The Secretary of State called for Washington to continue to put militarism before diplomacy...
The US will focus its efforts on arming Ukraine and not attempting to bring the war to a negotiated settlement, America’s top diplomat said. Secretary of State Antony Blinken laid out a plan to massively expand Kiev’s military before talks begin.
In a speech delivered in Finland on Friday, Blinken stated, "The United States – together with our allies and partners – is firmly committed to supporting Ukraine’s defense today, tomorrow, for as long as it takes." He continued, "We believe the prerequisite for meaningful diplomacy and real peace is a stronger Ukraine, capable of deterring and defending against any future aggression."
Blinken dismissed the idea of even a temporary pause in the fighting. "Some countries will call for a ceasefire. And on the surface, that sounds sensible – attractive, even. After all, who doesn’t want warring parties to lay down their arms? Who doesn’t want the killing to stop?" He said. "But a ceasefire that simply freezes current lines in place and enables Putin to consolidate control over the territory he’s seized…It would legitimize Russia’s land grab. It would reward the aggressor and punish the victim."
The Secretary of State offered an ambitious vision of Kiev’s future military capabilities. "America and our allies are helping meet Ukraine’s needs on the current battlefield while developing a force that can deter and defend against aggression for years to come." He added, "That means helping build a Ukrainian military of the future, with long-term funding, a strong air force centered on modern combat aircraft, an integrated air and missile defense network, advanced tanks and armored vehicles, national capacity to produce ammunition, and the training and support to keep forces and equipment combat-ready."
It is unclear how long it would take to build the deterrence force envisioned by Blinken. American arms stockpiles are dwindling as Washington attempts to transfer Kiev enough military equipment to keep its army fighting. The US additionally has plans to significantly increase arms transfers to Taiwan.
Blinken claimed, "Our support for Ukraine hasn’t weakened our capabilities to meet potential threats from China or anywhere else – it’s strengthened them." In November, the Wall Street Journal reported, "US government and congressional officials fear the conflict in Ukraine is exacerbating a nearly $19 billion backlog of weapons bound for Taiwan, further delaying efforts to arm the island."
Additionally, the White House may not have the support it needs in the Capitol for such a massive military buildup in Ukraine. Blinken asserted that "in America, this support is bipartisan." However, at the beginning of May, Rep. Michael McCaul (R-TX), chairman of the House Foreign Affairs Committee, said future support for Ukraine would be contingent on success in Kiev’s long-planned counteroffensive.
Since McCaul’s statement, Ukraine has slowly lost more territory to Russian forces, including Bakhmut. Zelensky committed endless resources to the city in a months-long battle despite the advice from his Western backers. The White House is now preparing for the counteroffensive to fail.

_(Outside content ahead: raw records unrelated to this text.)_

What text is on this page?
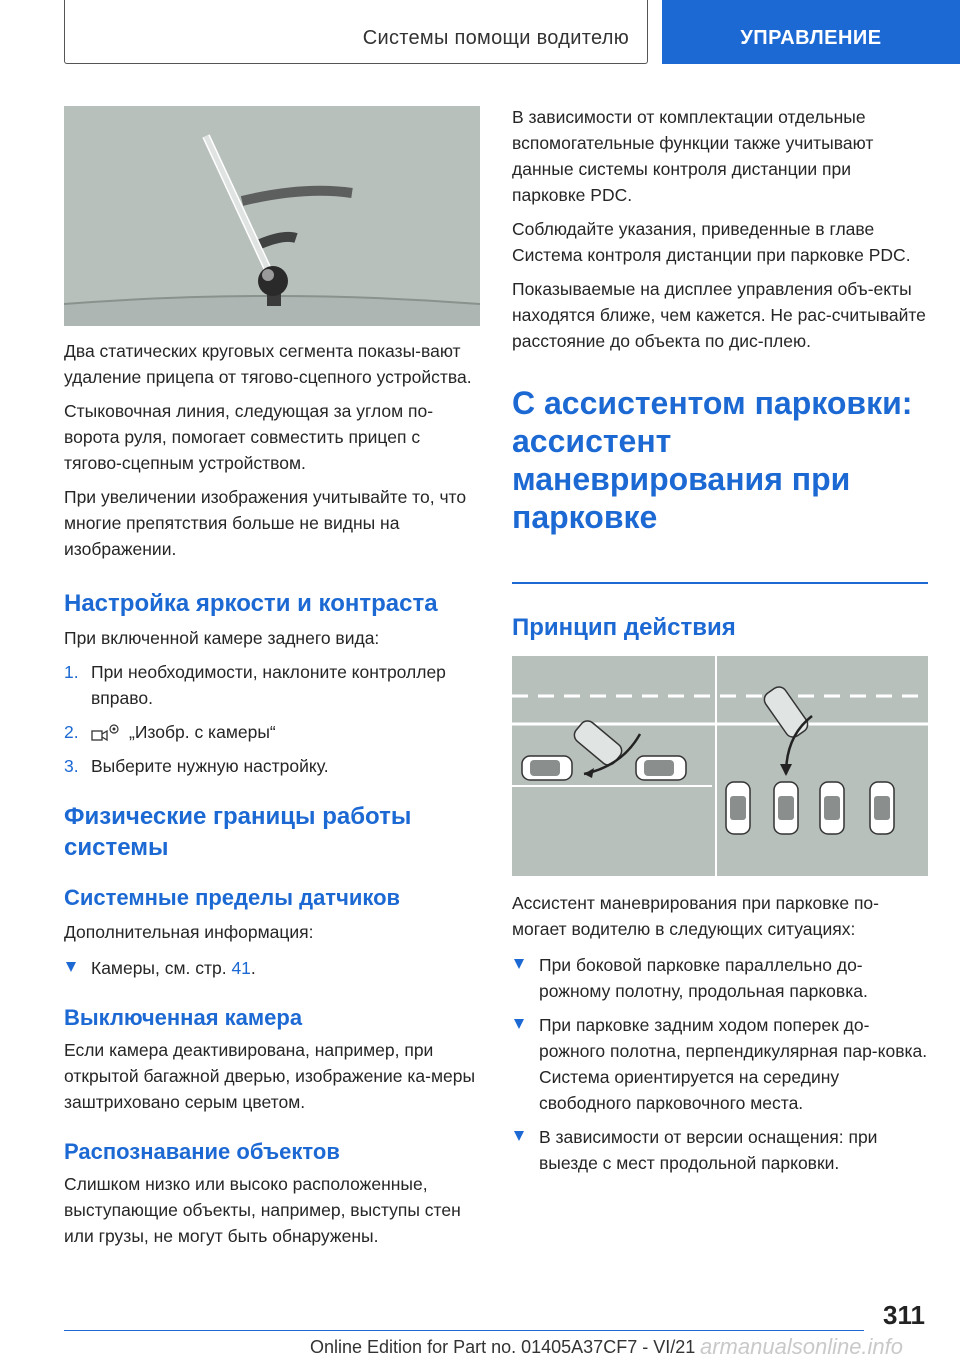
Системы помощи водителю	УПРАВЛЕНИЕ

Два статических круговых сегмента показы-вают удаление прицепа от тягово-сцепного устройства.

Стыковочная линия, следующая за углом по-ворота руля, помогает совместить прицеп с тягово-сцепным устройством.

При увеличении изображения учитывайте то, что многие препятствия больше не видны на изображении.

Настройка яркости и контраста

При включенной камере заднего вида:

1. При необходимости, наклоните контроллер вправо.
2.	„Изобр. с камеры“
3. Выберите нужную настройку.

Физические границы работы системы

Системные пределы датчиков

Дополнительная информация:

Камеры, см. стр. 41.

Выключенная камера

Если камера деактивирована, например, при открытой багажной дверью, изображение ка-меры заштриховано серым цветом.

Распознавание объектов

Слишком низко или высоко расположенные, выступающие объекты, например, выступы стен или грузы, не могут быть обнаружены.

В зависимости от комплектации отдельные вспомогательные функции также учитывают данные системы контроля дистанции при парковке PDC.

Соблюдайте указания, приведенные в главе Система контроля дистанции при парковке PDC.

Показываемые на дисплее управления объ-екты находятся ближе, чем кажется. Не рас-считывайте расстояние до объекта по дис-плею.

С ассистентом парковки: ассистент маневрирования при парковке

Принцип действия

Ассистент маневрирования при парковке по-могает водителю в следующих ситуациях:

При боковой парковке параллельно до-рожному полотну, продольная парковка.
При парковке задним ходом поперек до-рожного полотна, перпендикулярная пар-ковка. Система ориентируется на середину свободного парковочного места.
В зависимости от версии оснащения: при выезде с мест продольной парковки.
311
Online Edition for Part no. 01405A37CF7 - VI/21 armanualsonline.info
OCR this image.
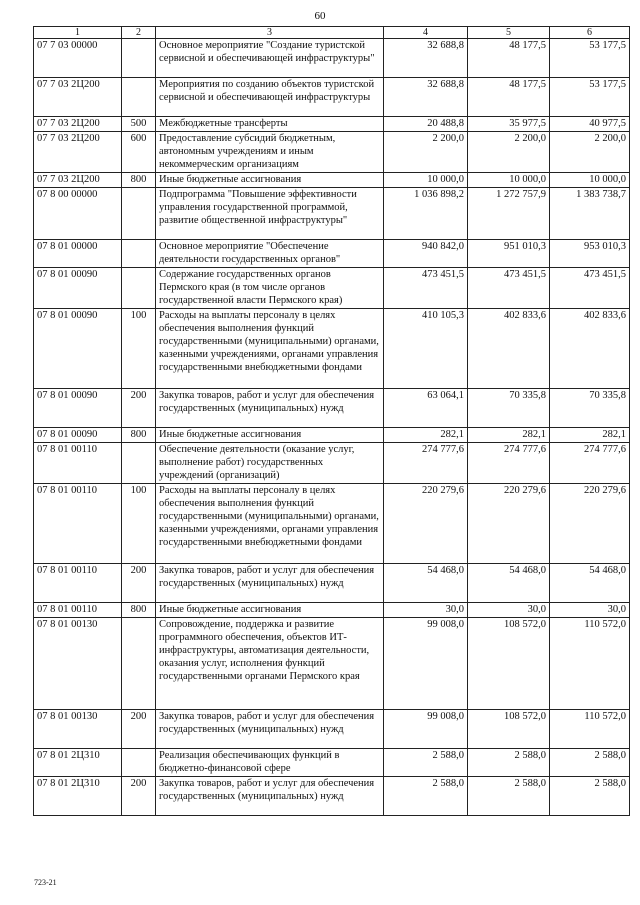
60
1	2	3	4	5	6
07 7 03 00000		Основное мероприятие "Создание туристской сервисной и обеспечивающей инфраструктуры"	32 688,8	48 177,5	53 177,5
07 7 03 2Ц200		Мероприятия по созданию объектов туристской сервисной и обеспечивающей инфраструктуры	32 688,8	48 177,5	53 177,5
07 7 03 2Ц200	500	Межбюджетные трансферты	20 488,8	35 977,5	40 977,5
07 7 03 2Ц200	600	Предоставление субсидий бюджетным, автономным учреждениям и иным некоммерческим организациям	2 200,0	2 200,0	2 200,0
07 7 03 2Ц200	800	Иные бюджетные ассигнования	10 000,0	10 000,0	10 000,0
07 8 00 00000		Подпрограмма "Повышение эффективности управления государственной программой, развитие общественной инфраструктуры"	1 036 898,2	1 272 757,9	1 383 738,7
07 8 01 00000		Основное мероприятие "Обеспечение деятельности государственных органов"	940 842,0	951 010,3	953 010,3
07 8 01 00090		Содержание государственных органов Пермского края (в том числе органов государственной власти Пермского края)	473 451,5	473 451,5	473 451,5
07 8 01 00090	100	Расходы на выплаты персоналу в целях обеспечения выполнения функций государственными (муниципальными) органами, казенными учреждениями, органами управления государственными внебюджетными фондами	410 105,3	402 833,6	402 833,6
07 8 01 00090	200	Закупка товаров, работ и услуг для обеспечения государственных (муниципальных) нужд	63 064,1	70 335,8	70 335,8
07 8 01 00090	800	Иные бюджетные ассигнования	282,1	282,1	282,1
07 8 01 00110		Обеспечение деятельности (оказание услуг, выполнение работ) государственных учреждений (организаций)	274 777,6	274 777,6	274 777,6
07 8 01 00110	100	Расходы на выплаты персоналу в целях обеспечения выполнения функций государственными (муниципальными) органами, казенными учреждениями, органами управления государственными внебюджетными фондами	220 279,6	220 279,6	220 279,6
07 8 01 00110	200	Закупка товаров, работ и услуг для обеспечения государственных (муниципальных) нужд	54 468,0	54 468,0	54 468,0
07 8 01 00110	800	Иные бюджетные ассигнования	30,0	30,0	30,0
07 8 01 00130		Сопровождение, поддержка и развитие программного обеспечения, объектов ИТ-инфраструктуры, автоматизация деятельности, оказания услуг, исполнения функций государственными органами Пермского края	99 008,0	108 572,0	110 572,0
07 8 01 00130	200	Закупка товаров, работ и услуг для обеспечения государственных (муниципальных) нужд	99 008,0	108 572,0	110 572,0
07 8 01 2Ц310		Реализация обеспечивающих функций в бюджетно-финансовой сфере	2 588,0	2 588,0	2 588,0
07 8 01 2Ц310	200	Закупка товаров, работ и услуг для обеспечения государственных (муниципальных) нужд	2 588,0	2 588,0	2 588,0
723-21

Washington’s strategy, as laid out by Blinken, calls for arming Ukraine and weakening Russia. "Russia is significantly worse off today than it was before its full-scale invasion of Ukraine – militarily, economically, geopolitically," he stated, adding, "President Putin has diminished Russian influence on every continent."
However, Gen. Christopher Cavoli, the commander of US European Command, told Congress in April that Moscow’s ground forces are "bigger today" than before Moscow launched its invasion of Ukraine last year.
While the White House has attempted to isolate the Kremlin, Moscow has weathered Western sanctions by developing relationships in the global south. On Friday, Russian officials met with prospective members of the BRICS coalition, including Saudi Arabia, Iran and the UAE. In September, Iran’s President Ebrahim Raisi said in a meeting with Putin, "The relationship between countries that are sanctioned by the US, such as Iran, Russia or other countries, can overcome many problems and issues and make them stronger."
Blinken justified the Biden administration’s commitment to a militaristic approach by claiming the White House attempted to engage the Kremlin in meaningful diplomacy before the invasion of Ukraine. "President Biden told President Putin that we were prepared to discuss our mutual security concerns – a message that I reaffirmed repeatedly – including in person, with Foreign Minister Lavrov." The Secretary of State continued, "We offered written proposals to reduce tensions. Together with our allies and partners, we used every forum to try to prevent war, from the NATO-Russia Council to the OSCE, from the UN to our direct channels."
In April 2022, Biden administration official Derek Chollet admitted that the White House refused to negotiate with the Kremlin on Putin’s core concern, Ukraine becoming a member of NATO. "We made clear to the Russians that we were willing to talk to them on issues that we thought were genuine concerns," Chollet said, adding that the administration didn’t think that "the future of Ukraine" was one of those issues and that its potential NATO membership was a "non-issue."